La Plaza Mayor di Valladolid torna a essere teatro di un confronto al vertice del Premier Padel la finale maschile del P2 metterà di fronte i campioni in carica Arturo Coello e Agustin Tapia ai vicecapolista Ale Galán e Federico Chingotto. Oltre alla rivalità consolidata tra le due coppie, il dibattito dominante riguarda le condizioni del campo all’aperto e l’effetto che la rapidità di gioco ha sulle partite.
Il programma delle finali prevede l’atto conclusivo del tabellone femminile con Ari Sanchez e Andrea Ustero contro Bea Gonzalez e Paula Josemaria alle 17:30 mentre la finale maschile non inizierà prima delle 19. La formula del P2 nella Plaza Mayor ha richiamato un buon pubblico e ha esaltato la cornice, ma ha anche portato alla luce critiche tecniche che meritano attenzione.

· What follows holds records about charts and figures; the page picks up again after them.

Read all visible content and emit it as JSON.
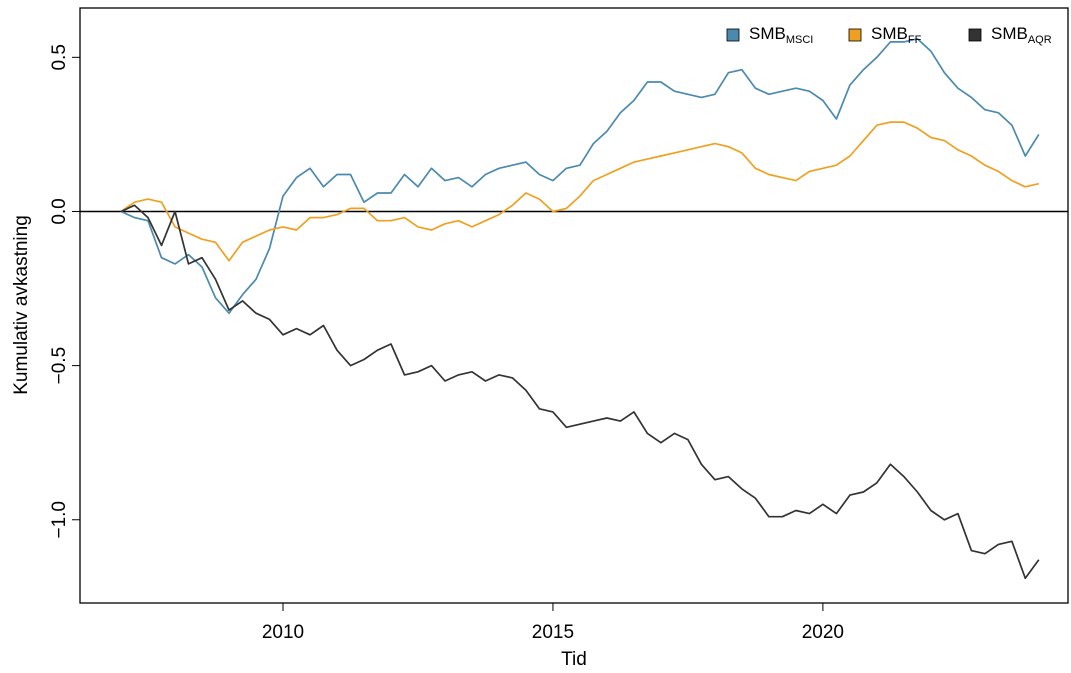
{
  "chart_data": {
    "type": "line",
    "x_label": "Tid",
    "y_label": "Kumulativ avkastning",
    "xlim": [
      2006.24,
      2024.54
    ],
    "ylim": [
      -1.27,
      0.66
    ],
    "xticks": [
      2010,
      2015,
      2020
    ],
    "yticks": [
      {
        "value": -1.0,
        "label": "−1.0"
      },
      {
        "value": -0.5,
        "label": "−0.5"
      },
      {
        "value": 0.0,
        "label": "0.0"
      },
      {
        "value": 0.5,
        "label": "0.5"
      }
    ],
    "reference_line": 0,
    "legend": "top-right",
    "x": [
      2007,
      2007.25,
      2007.5,
      2007.75,
      2008,
      2008.25,
      2008.5,
      2008.75,
      2009,
      2009.25,
      2009.5,
      2009.75,
      2010,
      2010.25,
      2010.5,
      2010.75,
      2011,
      2011.25,
      2011.5,
      2011.75,
      2012,
      2012.25,
      2012.5,
      2012.75,
      2013,
      2013.25,
      2013.5,
      2013.75,
      2014,
      2014.25,
      2014.5,
      2014.75,
      2015,
      2015.25,
      2015.5,
      2015.75,
      2016,
      2016.25,
      2016.5,
      2016.75,
      2017,
      2017.25,
      2017.5,
      2017.75,
      2018,
      2018.25,
      2018.5,
      2018.75,
      2019,
      2019.25,
      2019.5,
      2019.75,
      2020,
      2020.25,
      2020.5,
      2020.75,
      2021,
      2021.25,
      2021.5,
      2021.75,
      2022,
      2022.25,
      2022.5,
      2022.75,
      2023,
      2023.25,
      2023.5,
      2023.75,
      2024
    ],
    "series": [
      {
        "name": "SMB",
        "subscript": "MSCI",
        "color": "#4a8ab0",
        "values": [
          0.0,
          -0.02,
          -0.03,
          -0.15,
          -0.17,
          -0.14,
          -0.18,
          -0.28,
          -0.33,
          -0.27,
          -0.22,
          -0.12,
          0.05,
          0.11,
          0.14,
          0.08,
          0.12,
          0.12,
          0.03,
          0.06,
          0.06,
          0.12,
          0.08,
          0.14,
          0.1,
          0.11,
          0.08,
          0.12,
          0.14,
          0.15,
          0.16,
          0.12,
          0.1,
          0.14,
          0.15,
          0.22,
          0.26,
          0.32,
          0.36,
          0.42,
          0.42,
          0.39,
          0.38,
          0.37,
          0.38,
          0.45,
          0.46,
          0.4,
          0.38,
          0.39,
          0.4,
          0.39,
          0.36,
          0.3,
          0.41,
          0.46,
          0.5,
          0.55,
          0.55,
          0.56,
          0.52,
          0.45,
          0.4,
          0.37,
          0.33,
          0.32,
          0.28,
          0.18,
          0.25
        ]
      },
      {
        "name": "SMB",
        "subscript": "FF",
        "color": "#f0a020",
        "values": [
          0.0,
          0.03,
          0.04,
          0.03,
          -0.05,
          -0.07,
          -0.09,
          -0.1,
          -0.16,
          -0.1,
          -0.08,
          -0.06,
          -0.05,
          -0.06,
          -0.02,
          -0.02,
          -0.01,
          0.01,
          0.01,
          -0.03,
          -0.03,
          -0.02,
          -0.05,
          -0.06,
          -0.04,
          -0.03,
          -0.05,
          -0.03,
          -0.01,
          0.02,
          0.06,
          0.04,
          0.0,
          0.01,
          0.05,
          0.1,
          0.12,
          0.14,
          0.16,
          0.17,
          0.18,
          0.19,
          0.2,
          0.21,
          0.22,
          0.21,
          0.19,
          0.14,
          0.12,
          0.11,
          0.1,
          0.13,
          0.14,
          0.15,
          0.18,
          0.23,
          0.28,
          0.29,
          0.29,
          0.27,
          0.24,
          0.23,
          0.2,
          0.18,
          0.15,
          0.13,
          0.1,
          0.08,
          0.09
        ]
      },
      {
        "name": "SMB",
        "subscript": "AQR",
        "color": "#333333",
        "values": [
          0.0,
          0.02,
          -0.02,
          -0.11,
          0.0,
          -0.17,
          -0.15,
          -0.22,
          -0.32,
          -0.29,
          -0.33,
          -0.35,
          -0.4,
          -0.38,
          -0.4,
          -0.37,
          -0.45,
          -0.5,
          -0.48,
          -0.45,
          -0.43,
          -0.53,
          -0.52,
          -0.5,
          -0.55,
          -0.53,
          -0.52,
          -0.55,
          -0.53,
          -0.54,
          -0.58,
          -0.64,
          -0.65,
          -0.7,
          -0.69,
          -0.68,
          -0.67,
          -0.68,
          -0.65,
          -0.72,
          -0.75,
          -0.72,
          -0.74,
          -0.82,
          -0.87,
          -0.86,
          -0.9,
          -0.93,
          -0.99,
          -0.99,
          -0.97,
          -0.98,
          -0.95,
          -0.98,
          -0.92,
          -0.91,
          -0.88,
          -0.82,
          -0.86,
          -0.91,
          -0.97,
          -1.0,
          -0.98,
          -1.1,
          -1.11,
          -1.08,
          -1.07,
          -1.19,
          -1.13
        ]
      }
    ]
  }
}
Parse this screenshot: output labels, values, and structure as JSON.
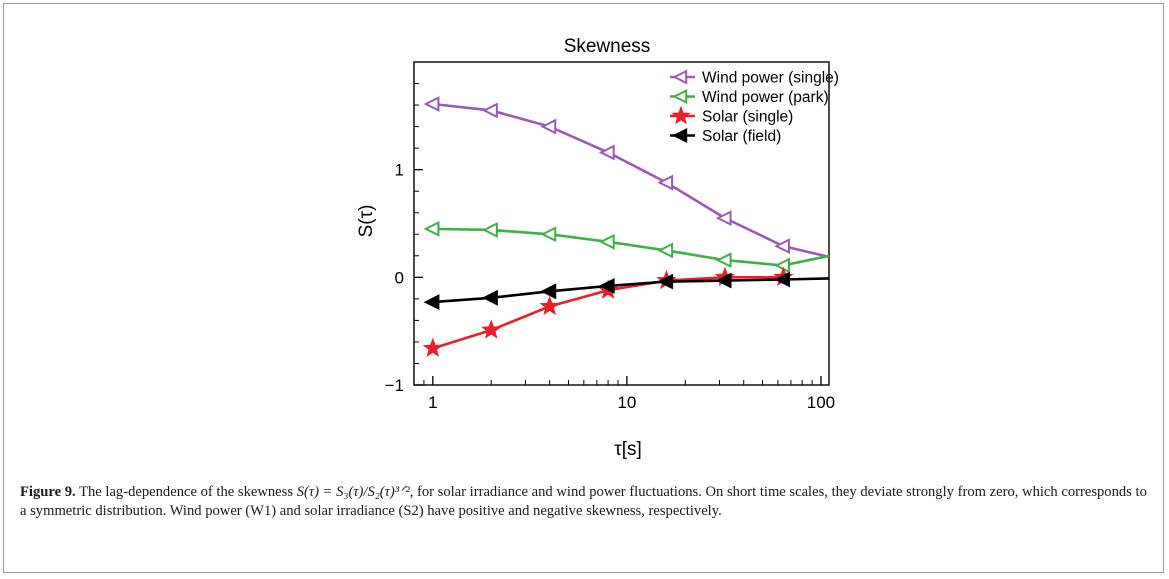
{
  "chart_data": {
    "type": "line",
    "title": "Skewness",
    "xlabel": "τ[s]",
    "ylabel": "S(τ)",
    "x_scale": "log",
    "xlim": [
      0.8,
      110
    ],
    "ylim": [
      -1,
      2.0
    ],
    "x_ticks": [
      1,
      10,
      100
    ],
    "x_tick_labels": [
      "1",
      "10",
      "100"
    ],
    "y_ticks": [
      -1,
      0,
      1
    ],
    "y_tick_labels": [
      "−1",
      "0",
      "1"
    ],
    "grid": false,
    "legend_position": "top-right",
    "x": [
      1,
      2,
      4,
      8,
      16,
      32,
      64,
      110
    ],
    "series": [
      {
        "name": "Wind power (single)",
        "color": "#9b59b6",
        "marker": "open-triangle-left",
        "values": [
          1.61,
          1.55,
          1.4,
          1.16,
          0.88,
          0.55,
          0.29,
          0.19
        ]
      },
      {
        "name": "Wind power (park)",
        "color": "#3cb043",
        "marker": "open-triangle-left",
        "values": [
          0.45,
          0.44,
          0.4,
          0.33,
          0.25,
          0.16,
          0.11,
          0.2
        ]
      },
      {
        "name": "Solar (single)",
        "color": "#e8202a",
        "marker": "star",
        "values": [
          -0.66,
          -0.49,
          -0.27,
          -0.12,
          -0.03,
          0.0,
          0.0,
          null
        ]
      },
      {
        "name": "Solar (field)",
        "color": "#000000",
        "marker": "filled-triangle-left",
        "values": [
          -0.23,
          -0.19,
          -0.13,
          -0.08,
          -0.04,
          -0.03,
          -0.02,
          -0.01
        ]
      }
    ]
  },
  "caption": {
    "label": "Figure 9.",
    "text_1": "The lag-dependence of the skewness",
    "formula": "S(τ) = S₃(τ)/S₂(τ)³ᐟ²",
    "text_2": ", for solar irradiance and wind power fluctuations. On short time scales, they deviate strongly from zero, which corresponds to a symmetric distribution. Wind power (W1) and solar irradiance (S2) have positive and negative skewness, respectively."
  }
}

Semifinali maschili: risultati e dinamiche degli incontri
Nella prima semifinale la coppia composta da Agustin Tapia e Arturo Coello ha liquidato Juan Lebron e Leo Augsburger con un netto doppio 6-4 in soli 56 minuti. I numeri 1 del mondo hanno strappato il break nel game iniziale e hanno controllato la gara gestendo l’unica palla break avversaria sul 3-2. Questo successo li porta ad aggiungere un’altra finale alla loro striscia: si tratta della loro 25ma finale consecutiva un dato che sottolinea la continuità e la solidità della coppia.
La seconda semifinale ha offerto uno spettacolo più altalenante: Ale Galán e Federico Chingotto hanno avuto la meglio su Javi Leal e Fran Guerrero dopo tre set, 6-4 1-6 6-3 in 1 ora e 37 minuti. Nel corso della partita i numeri 2 hanno mostrato un primo set efficace, poi un cedimento netto nel secondo tempo utile che ha permesso agli avversari di impattare, e infine la capacità di rialzarsi nel set decisivo conquistando cinque degli ultimi sei game. Va segnalato che Chingotto non è al massimo per una lieve intossicazione alimentare, ma la coppia ha comunque trovato le energie decisive per la rimonta.
Dettagli tecnici e performance individuali
Nel confronto contro Lebron/Augsburger, il rendimento difensivo degli sfidanti è stato determinante: Augsburger ha messo a segno 16 winners ma ha sofferto in retroguardia, mentre il compagno ha commesso 11 errori gratuiti a fronte di soli 5 vincenti. Nella gara di Galán/Chingotto, invece, Javi Leal si è distinto con 28 vincenti e 13 gratuiti, forzando la coppia favorita a una seconda parte di match più attenta e concreta per evitare l’eliminazione.
Il dibattito sulle condizioni di gioco all’aperto a Plaza Mayor
Un tema ricorrente durante il torneo è stato il rapido comportamento della pista all’aperto: molti scambi si sono trasformati in punti brevissimi perché i vetri amplificano i rimbalzi e rendono immediatamente efficaci gli smash. Secondo questa lettura, il risultato è un tipo di spettacolo che si discosta dal padel classico praticato in club, dove gli scambi durano di più e la strategia assume maggiore peso.
Agustin Tapia ha sintetizzato con parole nette il disagio provato sul campo: “Non è un bel padel da vedere e da giocare”. Ha aggiunto che, pensando agli spettatori, vedere giocatori capaci di smashare da ogni posizione è «qualcosa di ridicolo» e che in club amatoriali i punti non durano due secondi. Tapia ha anche osservato che “credo che simili condizioni rendano più godibile il padel femminile, mentre a me non piacciono” sottolineando come lo stesso sport offra aspetti diversi rispetto a quelli mostrati in queste condizioni.
La discussione si collega a considerazioni pratiche: giocare all’aperto con temperature elevate rappresenta uno sforzo fisico per atleti e pubblico, e cambia le soluzioni tecniche disponibili durante lo scambio. In attesa del calar della sera, quando la velocità del gioco tende a ridursi, le partite maschili hanno spesso visto meno varietà tattica rispetto a quanto ci si attende in condizioni standard.
La finale che deciderà il vincitore del P2 di Valladolid opporrà nuovamente le due coppie di vertice del circuito: da un lato i Golden Boys dall’altro la formazione Chingalan. Al di là del risultato, l’appuntamento servirà anche a verificare se le dinamiche osservate in Plaza Mayor influiranno ancora sull’andamento di una partita così importante.